The antihypertensive actions of glucagon-like peptide-1 (GLP1) receptor agonists have been linked to the release of atrial natriuretic peptide (ANP) in mice. Whether a GLP1-ANP axis exists in humans is unknown. In this study, we examined 12 healthy young males in a randomized, controlled, double-blinded, single-day, cross-over study to evaluate the effects of a 2-h native GLP1 infusion. Plasma proANP concentrations were measured by an automated mid-region-directed proANP immunoassay and N-terminal pro B-type natriuretic peptide (BNP) on Roche Modular E170. Urine was collected for measurements of sodium excretion. Although GLP1 infusion increased the urinary sodium excretion markedly, there were no significant changes in either proANP or proBNP concentrations. When GLP1 infusion was stopped, sodium excretion declined rapidly. As proANP concentration reflects ANP secretion, our data could not confirm the existence of a GLP1-ANP axis in humans. Especially, the natriuretic effects of GLP1 seem unlikely to be mediated exclusively via ANP.

Glucagon-like peptide-1 (GLP-1): effect on kidney hemodynamics and renin-angiotensin-aldosterone system in healthy men.

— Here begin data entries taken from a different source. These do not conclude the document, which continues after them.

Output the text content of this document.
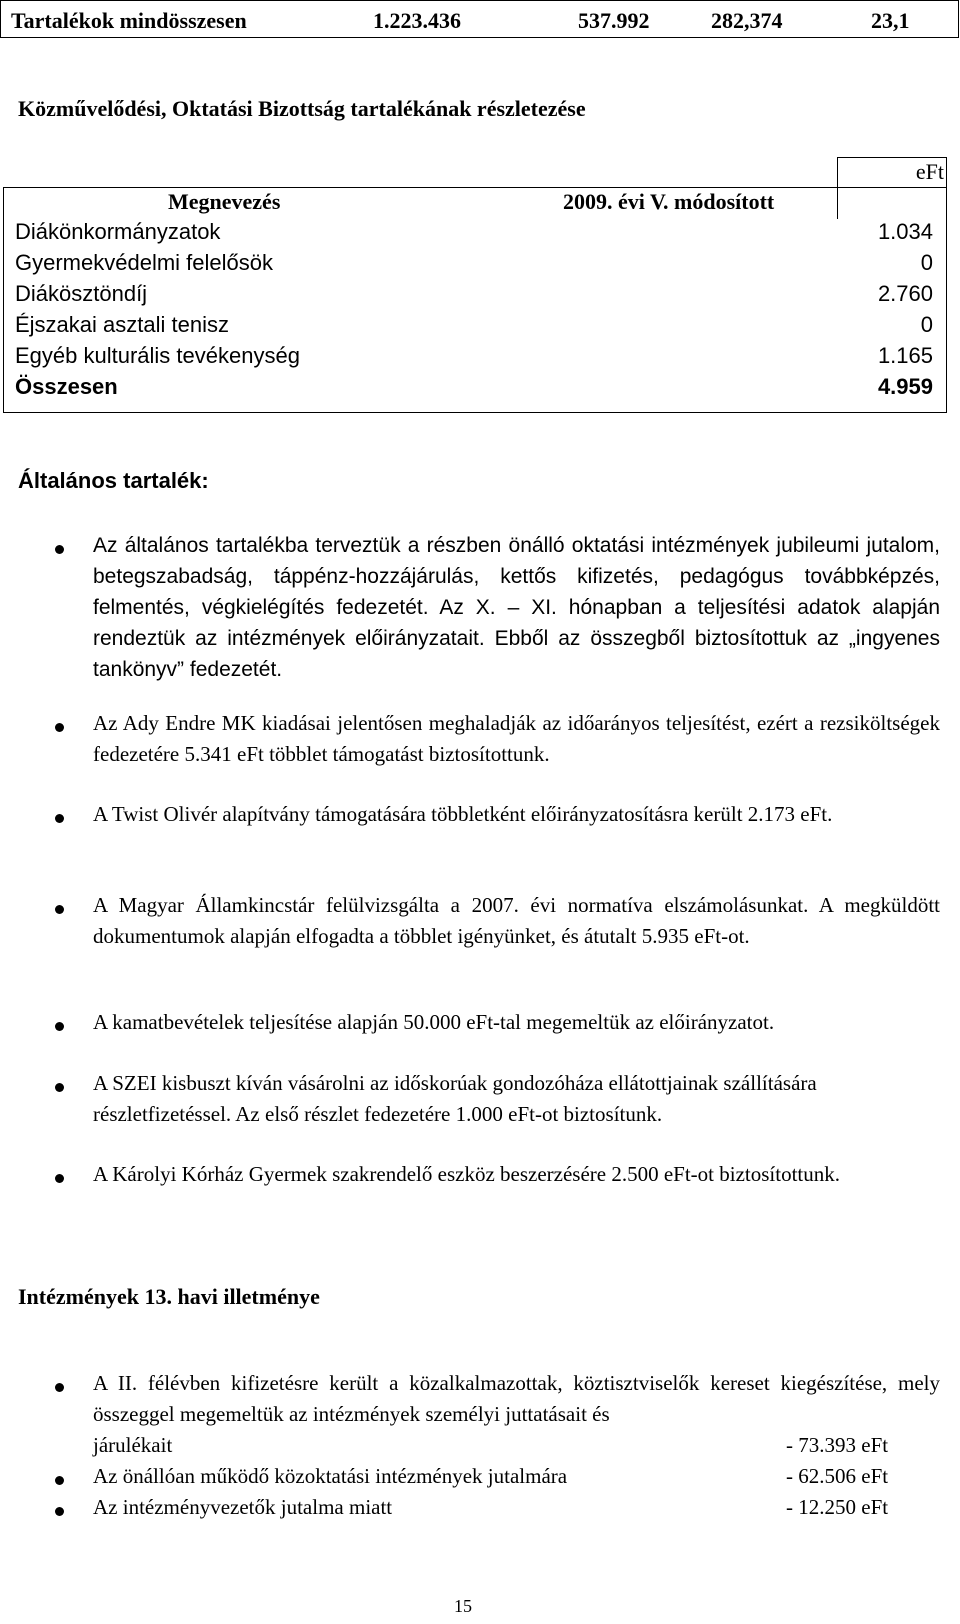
Tartalékok mindösszesen	1.223.436	537.992	282,374	23,1
Közművelődési, Oktatási Bizottság tartalékának részletezése
eFt
Megnevezés	2009. évi V. módosított
Diákönkormányzatok	1.034
Gyermekvédelmi felelősök	0
Diákösztöndíj	2.760
Éjszakai asztali tenisz	0
Egyéb kulturális tevékenység	1.165
Összesen	4.959
Általános tartalék:
Az általános tartalékba terveztük a részben önálló oktatási intézmények jubileumi jutalom, betegszabadság, táppénz-hozzájárulás, kettős kifizetés, pedagógus továbbképzés, felmentés, végkielégítés fedezetét. Az X. – XI. hónapban a teljesítési adatok alapján rendeztük az intézmények előirányzatait. Ebből az összegből biztosítottuk az „ingyenes tankönyv” fedezetét.
Az Ady Endre MK kiadásai jelentősen meghaladják az időarányos teljesítést, ezért a rezsiköltségek fedezetére 5.341 eFt többlet támogatást biztosítottunk.
A Twist Olivér alapítvány támogatására többletként előirányzatosításra került 2.173 eFt.
A Magyar Államkincstár felülvizsgálta a 2007. évi normatíva elszámolásunkat. A megküldött dokumentumok alapján elfogadta a többlet igényünket, és átutalt 5.935 eFt-ot.
A kamatbevételek teljesítése alapján 50.000 eFt-tal megemeltük az előirányzatot.
A SZEI kisbuszt kíván vásárolni az időskorúak gondozóháza ellátottjainak szállítására részletfizetéssel. Az első részlet fedezetére 1.000 eFt-ot biztosítunk.
A Károlyi Kórház Gyermek szakrendelő eszköz beszerzésére 2.500 eFt-ot biztosítottunk.
Intézmények 13. havi illetménye
A II. félévben kifizetésre került a közalkalmazottak, köztisztviselők kereset kiegészítése, mely összeggel megemeltük az intézmények személyi juttatásait és
járulékait	- 73.393 eFt
Az önállóan működő közoktatási intézmények jutalmára	- 62.506 eFt
Az intézményvezetők jutalma miatt	- 12.250 eFt
15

INTRODUCTION: Glucagon-like peptide-1 (GLP-1) is an incretin hormone with multiple actions in addition to control of glucose homeostasis. GLP-1 is known to cause natriuresis in humans, but the effects on basic renal physiology are still partly unknown. SUBJECTS AND METHODS: Twelve healthy young males were examined in a randomized, controlled, double-blinded, single-day, crossover trial to evaluate the effects of 2 hours GLP-1 infusion on kidney functions. Glomerular filtration rate (GFR) and renal plasma flow (RPF) were assessed with (51)Cr-EDTA and (123)I-hippuran, respectively, using a constant infusion renal clearance technique based on timed urine sampling. RESULTS: GLP-1 had no significant effect on either GFR [+1.9%, 95% confidence interval (-0.8; 4.6%)] or RPF [+2.4%, 95% confidence interval (-3.6; 8.8%)]. Fractional urine excretion of lithium increased 9% (P = .013) and renal sodium clearance increased 40% (P = .007). Angiotensin II decreased 19% (P = .003), whereas renin, aldosterone, and the urinary excretion of angiotensinogen showed no significant changes. glp-1 did not affect blood pressure but induced a small transient increase in heart rate. CONCLUSION: The results indicate that although GLP-1 markedly reduces proximal tubule sodium reabsorption, the acute effects on GFR and RPF are very limited in healthy humans. The finding of GLP-1's ability to reduce angiotensin II concentration is novel and should be further elucidated.